Eye on the prize: But football fan Jair Bolsonaro’s chosen team is vulnerable to attack down the right wing…
The elections in October demonstrated solid public support for the outspoken, right-wing Rio de Janeiro congressman and retired military officer Jair Bolsonaro, of the Social Liberal Party (PSL), who officially takes over the role on January 1.
He defeated Workers’ Party candidate Fernando Haddad, the former mayor of São Paulo, in a run-off vote by 55.1% to 44.9%, in what many would regard as a respectable democratic process complete with a high turnout.
The voting took place just as the economy grew at its fastest pace in a year and a half, by 0.8% quarter on quarter and 1.7% year on year.
However, it is still under-performing compared with faster-growing emerging markets (EMs), having emerged from its worst recession in living memory with an unemployment rate above 11%.
Its investor prospects have improved a little this year, but not enough to outweigh the substantial deterioration in risk score during the past five years, according to Euromoney’s quarterly survey, leaving Brazil worse off than five other Latin American countries: Chile, Mexico, Peru, Uruguay and Colombia.
Currently 55th out of 186 countries in the global risk rankings, Brazil is riskier than China and India as well as a number of other EMs in Asia, including Malaysia and Thailand.
Indonesia, which is on a similar risk rating, could soon join that list too. Brazil is 16 places lower in the survey compared with 2013, while Indonesia, on a long-term improving trend, is 10 places higher.

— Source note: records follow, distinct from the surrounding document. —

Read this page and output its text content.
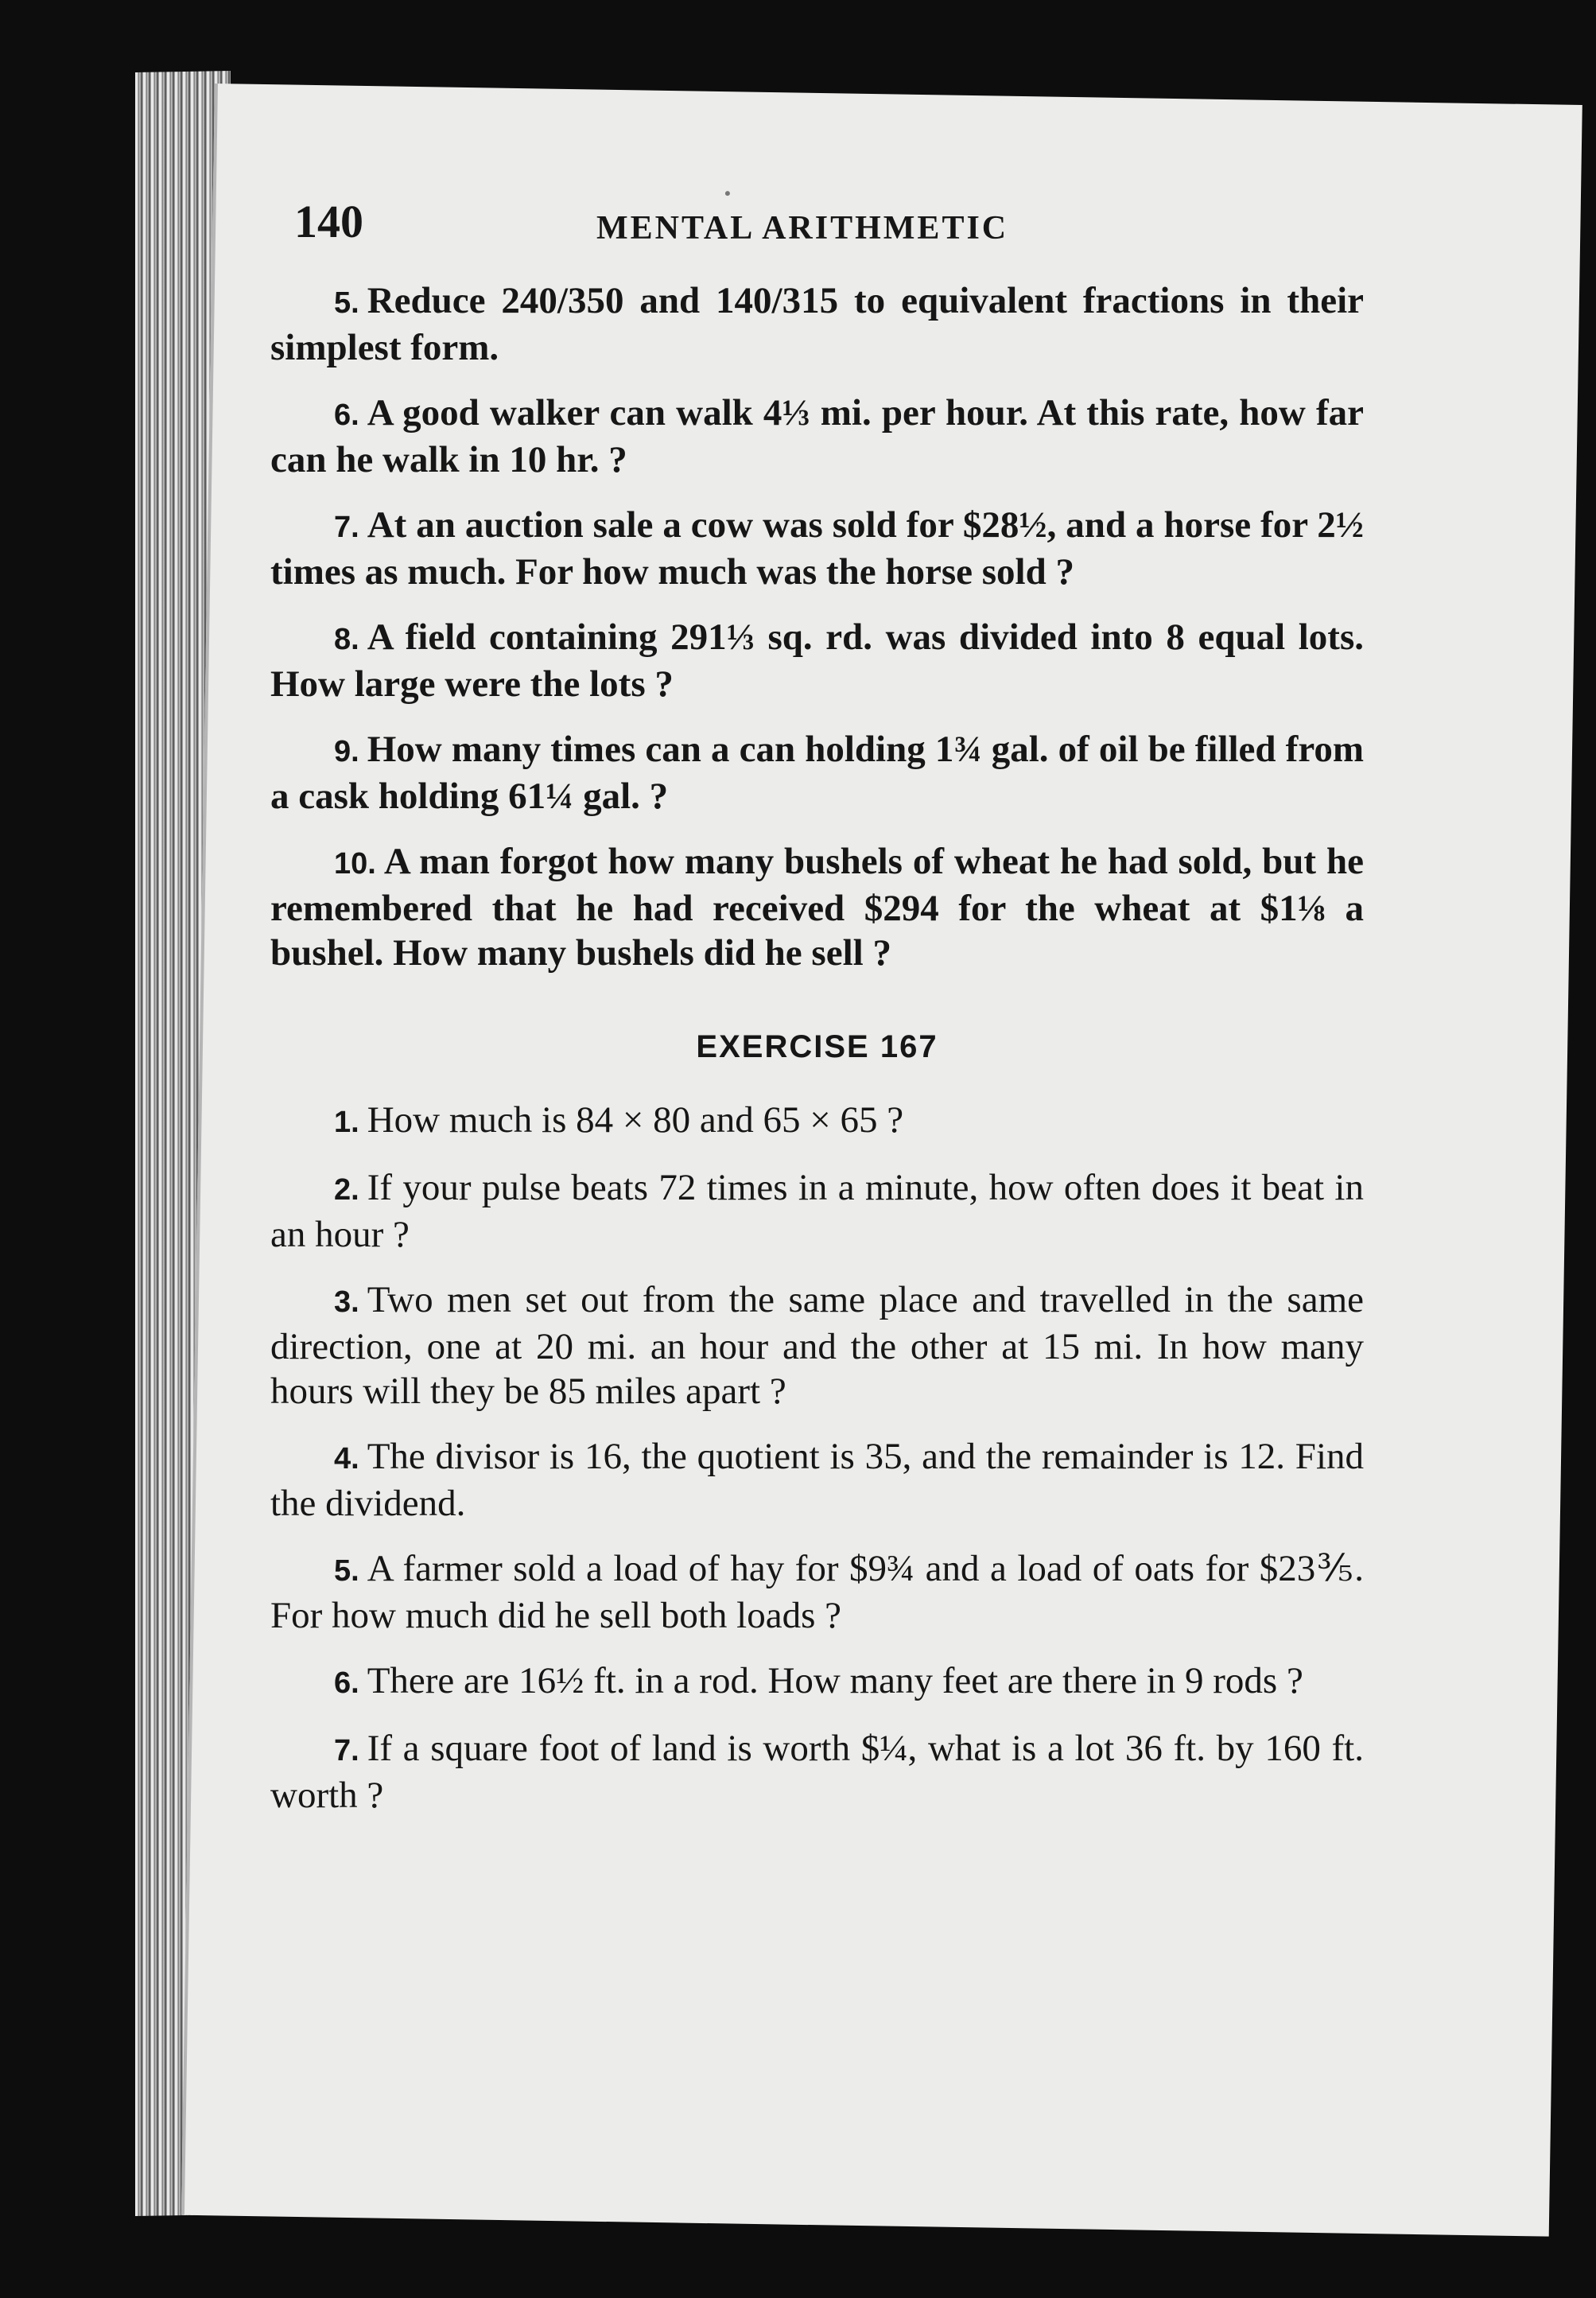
140	MENTAL ARITHMETIC

5. Reduce 240/350 and 140/315 to equivalent fractions in their simplest form.

6. A good walker can walk 4⅓ mi. per hour. At this rate, how far can he walk in 10 hr. ?

7. At an auction sale a cow was sold for $28½, and a horse for 2½ times as much. For how much was the horse sold ?

8. A field containing 291⅓ sq. rd. was divided into 8 equal lots. How large were the lots ?

9. How many times can a can holding 1¾ gal. of oil be filled from a cask holding 61¼ gal. ?

10. A man forgot how many bushels of wheat he had sold, but he remembered that he had received $294 for the wheat at $1⅛ a bushel. How many bushels did he sell ?

EXERCISE 167

1. How much is 84 × 80 and 65 × 65 ?

2. If your pulse beats 72 times in a minute, how often does it beat in an hour ?

3. Two men set out from the same place and travelled in the same direction, one at 20 mi. an hour and the other at 15 mi. In how many hours will they be 85 miles apart ?

4. The divisor is 16, the quotient is 35, and the remainder is 12. Find the dividend.

5. A farmer sold a load of hay for $9¾ and a load of oats for $23⅗. For how much did he sell both loads ?

6. There are 16½ ft. in a rod. How many feet are there in 9 rods ?

7. If a square foot of land is worth $¼, what is a lot 36 ft. by 160 ft. worth ?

By avoiding the traditional bargaining mechanism authorities have used since the mid-1980s, Bolsonaro is forming a strong economic team, believes ECR expert Félix Larrañaga, a professor at Brazil’s Universidade Nove de Julho.
“Politicians, businessmen and the press, in general, are agreeing with the quality of the people chosen to manage government ministries, agencies and banks,” he says. “All of them expect to have a new way of doing politics after the last corrupt governments.”

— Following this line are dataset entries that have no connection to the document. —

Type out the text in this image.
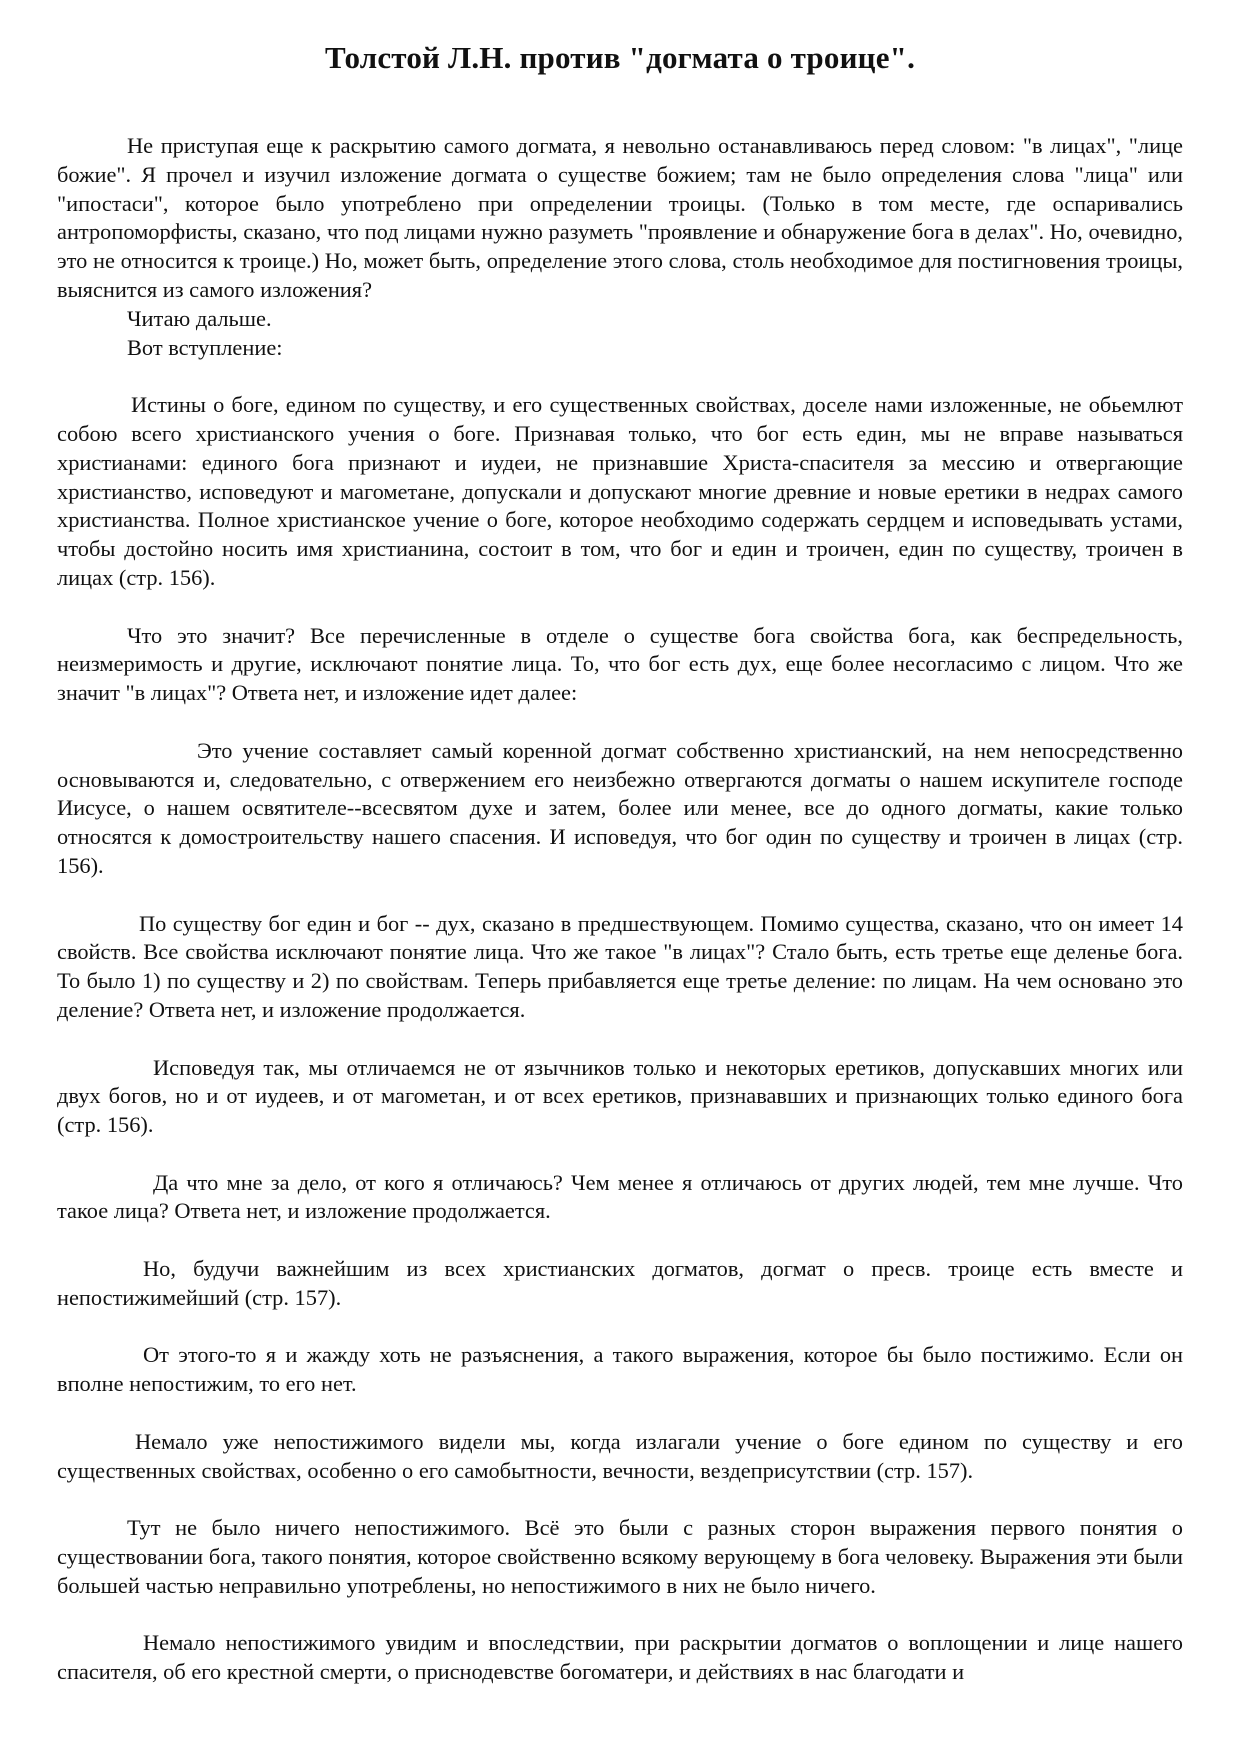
Толстой Л.Н. против "догмата о троице".

Не приступая еще к раскрытию самого догмата, я невольно останавливаюсь перед словом: "в лицах", "лице божие". Я прочел и изучил изложение догмата о существе божием; там не было определения слова "лица" или "ипостаси", которое было употреблено при определении троицы. (Только в том месте, где оспаривались антропоморфисты, сказано, что под лицами нужно разуметь "проявление и обнаружение бога в делах". Но, очевидно, это не относится к троице.) Но, может быть, определение этого слова, столь необходимое для постигновения троицы, выяснится из самого изложения?

Читаю дальше.

Вот вступление:

Истины о боге, едином по существу, и его существенных свойствах, доселе нами изложенные, не обьемлют собою всего христианского учения о боге. Признавая только, что бог есть един, мы не вправе называться христианами: единого бога признают и иудеи, не признавшие Христа-спасителя за мессию и отвергающие христианство, исповедуют и магометане, допускали и допускают многие древние и новые еретики в недрах самого христианства. Полное христианское учение о боге, которое необходимо содержать сердцем и исповедывать устами, чтобы достойно носить имя христианина, состоит в том, что бог и един и троичен, един по существу, троичен в лицах (стр. 156).

Что это значит? Все перечисленные в отделе о существе бога свойства бога, как беспредельность, неизмеримость и другие, исключают понятие лица. То, что бог есть дух, еще более несогласимо с лицом. Что же значит "в лицах"? Ответа нет, и изложение идет далее:

Это учение составляет самый коренной догмат собственно христианский, на нем непосредственно основываются и, следовательно, с отвержением его неизбежно отвергаются догматы о нашем искупителе господе Иисусе, о нашем освятителе--всесвятом духе и затем, более или менее, все до одного догматы, какие только относятся к домостроительству нашего спасения. И исповедуя, что бог один по существу и троичен в лицах (стр. 156).

По существу бог един и бог -- дух, сказано в предшествующем. Помимо существа, сказано, что он имеет 14 свойств. Все свойства исключают понятие лица. Что же такое "в лицах"? Стало быть, есть третье еще деленье бога. То было 1) по существу и 2) по свойствам. Теперь прибавляется еще третье деление: по лицам. На чем основано это деление? Ответа нет, и изложение продолжается.

Исповедуя так, мы отличаемся не от язычников только и некоторых еретиков, допускавших многих или двух богов, но и от иудеев, и от магометан, и от всех еретиков, признававших и признающих только единого бога (стр. 156).

Да что мне за дело, от кого я отличаюсь? Чем менее я отличаюсь от других людей, тем мне лучше. Что такое лица? Ответа нет, и изложение продолжается.

Но, будучи важнейшим из всех христианских догматов, догмат о пресв. троице есть вместе и непостижимейший (стр. 157).

От этого-то я и жажду хоть не разъяснения, а такого выражения, которое бы было постижимо. Если он вполне непостижим, то его нет.

Немало уже непостижимого видели мы, когда излагали учение о боге едином по существу и его существенных свойствах, особенно о его самобытности, вечности, вездеприсутствии (стр. 157).

Тут не было ничего непостижимого. Всё это были с разных сторон выражения первого понятия о существовании бога, такого понятия, которое свойственно всякому верующему в бога человеку. Выражения эти были большей частью неправильно употреблены, но непостижимого в них не было ничего.

Немало непостижимого увидим и впоследствии, при раскрытии догматов о воплощении и лице нашего спасителя, об его крестной смерти, о приснодевстве богоматери, и действиях в нас благодати и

Yet, as is clear from other analysts, Larranaga is cautious in blindly accepting this government will be enormously successful.

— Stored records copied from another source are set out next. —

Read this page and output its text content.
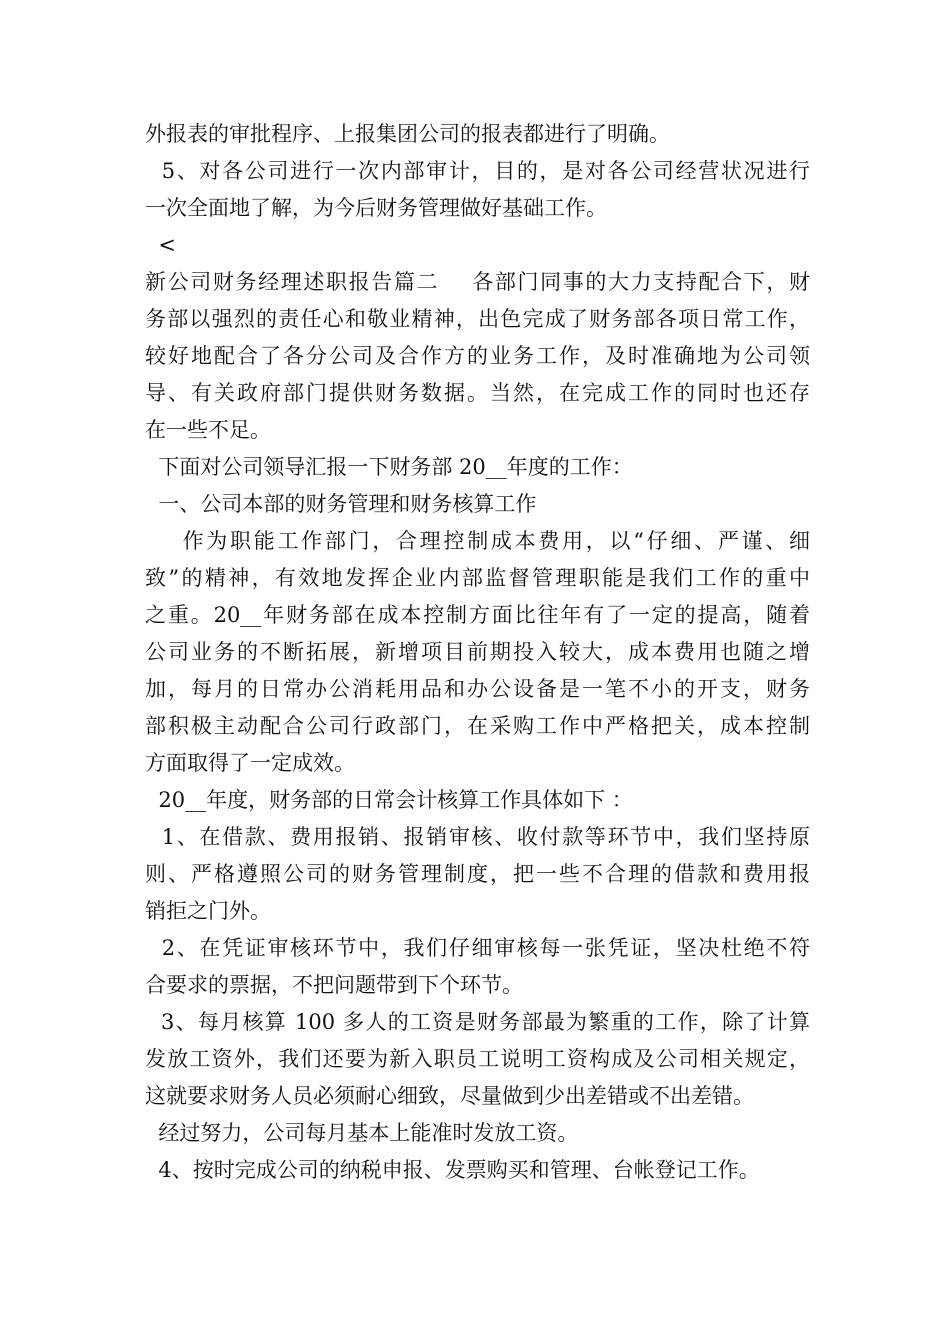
外报表的审批程序、上报集团公司的报表都进行了明确。
5、对各公司进行一次内部审计，目的，是对各公司经营状况进行
一次全面地了解，为今后财务管理做好基础工作。
<
新公司财务经理述职报告篇二    各部门同事的大力支持配合下，财
务部以强烈的责任心和敬业精神，出色完成了财务部各项日常工作，
较好地配合了各分公司及合作方的业务工作，及时准确地为公司领
导、有关政府部门提供财务数据。当然，在完成工作的同时也还存
在一些不足。
下面对公司领导汇报一下财务部 20__年度的工作：
一、公司本部的财务管理和财务核算工作
作为职能工作部门，合理控制成本费用，以“仔细、严谨、细
致”的精神，有效地发挥企业内部监督管理职能是我们工作的重中
之重。20__年财务部在成本控制方面比往年有了一定的提高，随着
公司业务的不断拓展，新增项目前期投入较大，成本费用也随之增
加，每月的日常办公消耗用品和办公设备是一笔不小的开支，财务
部积极主动配合公司行政部门，在采购工作中严格把关，成本控制
方面取得了一定成效。
20__年度，财务部的日常会计核算工作具体如下 ：
1、在借款、费用报销、报销审核、收付款等环节中，我们坚持原
则、严格遵照公司的财务管理制度，把一些不合理的借款和费用报
销拒之门外。
2、在凭证审核环节中，我们仔细审核每一张凭证，坚决杜绝不符
合要求的票据，不把问题带到下个环节。
3、每月核算 100 多人的工资是财务部最为繁重的工作，除了计算
发放工资外，我们还要为新入职员工说明工资构成及公司相关规定，
这就要求财务人员必须耐心细致，尽量做到少出差错或不出差错。
经过努力，公司每月基本上能准时发放工资。
4、按时完成公司的纳税申报、发票购买和管理、台帐登记工作。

Bolsonaro lacks political experience and, like his counterparts in the US and the Philippines, he expresses highly controversial views on gender, minority groups and the environment, not to mention personal threats.
His popularity is part of a wave of support for a return to moral conservatism seen in other countries as the means to eradicate social ills, which in Brazil’s case is purging violent crime, as well as corruption – the lowest-scoring of the 15 economic, political and structural indicators in Euromoney’s survey.
However, his pledges to ease gun laws and oppose environmental targets will undoubtedly upset opponents, with the risk that the government will either turn more authoritarian or become unstable in constant crisis.
In any event, improving the fiscal metrics will be complicated by parliament and the executive approving measures that include higher salaries for the judiciary and other expenses raising fiscal expenditure.
This year has seen little or no improvement to the total fiscal deficit, which is likely to be around 7.9% of GDP, similar to 2017, before narrowing next year as economic growth and lower unemployment take effect.
Yet it will not improve rapidly enough to prevent further debt accumulation, with gross liabilities soaring above 90% of GDP, increasing debt-servicing risk should interest rates rise.
Dealing with these problems will prove challenging in a country with huge income disparities and complex legislative barriers.
Bolsonaro has a clean slate, but he may not have much time.
Another survey contributor, Alvaro Diaz, an economist at the United Nations Economic Commission for Latin America and the Caribbean, points to the high risk of Bolsanaro losing social support once the honeymoon ends and notes the fact the government contains few good and empowered technocrats.
“The cabinet is a mix of military with no government experience, which is prone to making huge mistakes,” he says. “The foreign relations minister is ultra-conservative and an ideological extremist.
“The new finance minister will have a lot of nominal power, but he lacks government experience and does not have a high-level technical team with political capacity to deal with congress.”
Diaz acknowledges the privatization programme – involving around 100 state-owned enterprises – will provide some temporary relief to the fiscal deficit.
“However, restructuring the pensions system is a much harder and complex problem, with no short-term, quick-fix solution,” he says.
Economists at BBVA Research agree that passing reforms will be difficult.
They see the economy growing during the next few years at a progressively stronger pace, validating improvement to the economic-GNP outlook indicator in Euromoney’s survey on a year-on-year basis.
They also cite a range of external risk indicators, including a high level of foreign-currency reserves, low external debt, robust inward foreign direct investment and a small current-account deficit.
The risks are mainly political, however, noting the fact congress is highly fragmented, and will prove challenging to reforms.
Bolsonaro’s solution is to pass reforms in a piecemeal fashion, first by raising the retirement age. Any success on this front will be key to improving the fiscal metrics and, in turn, Brazil’s overall risk rating.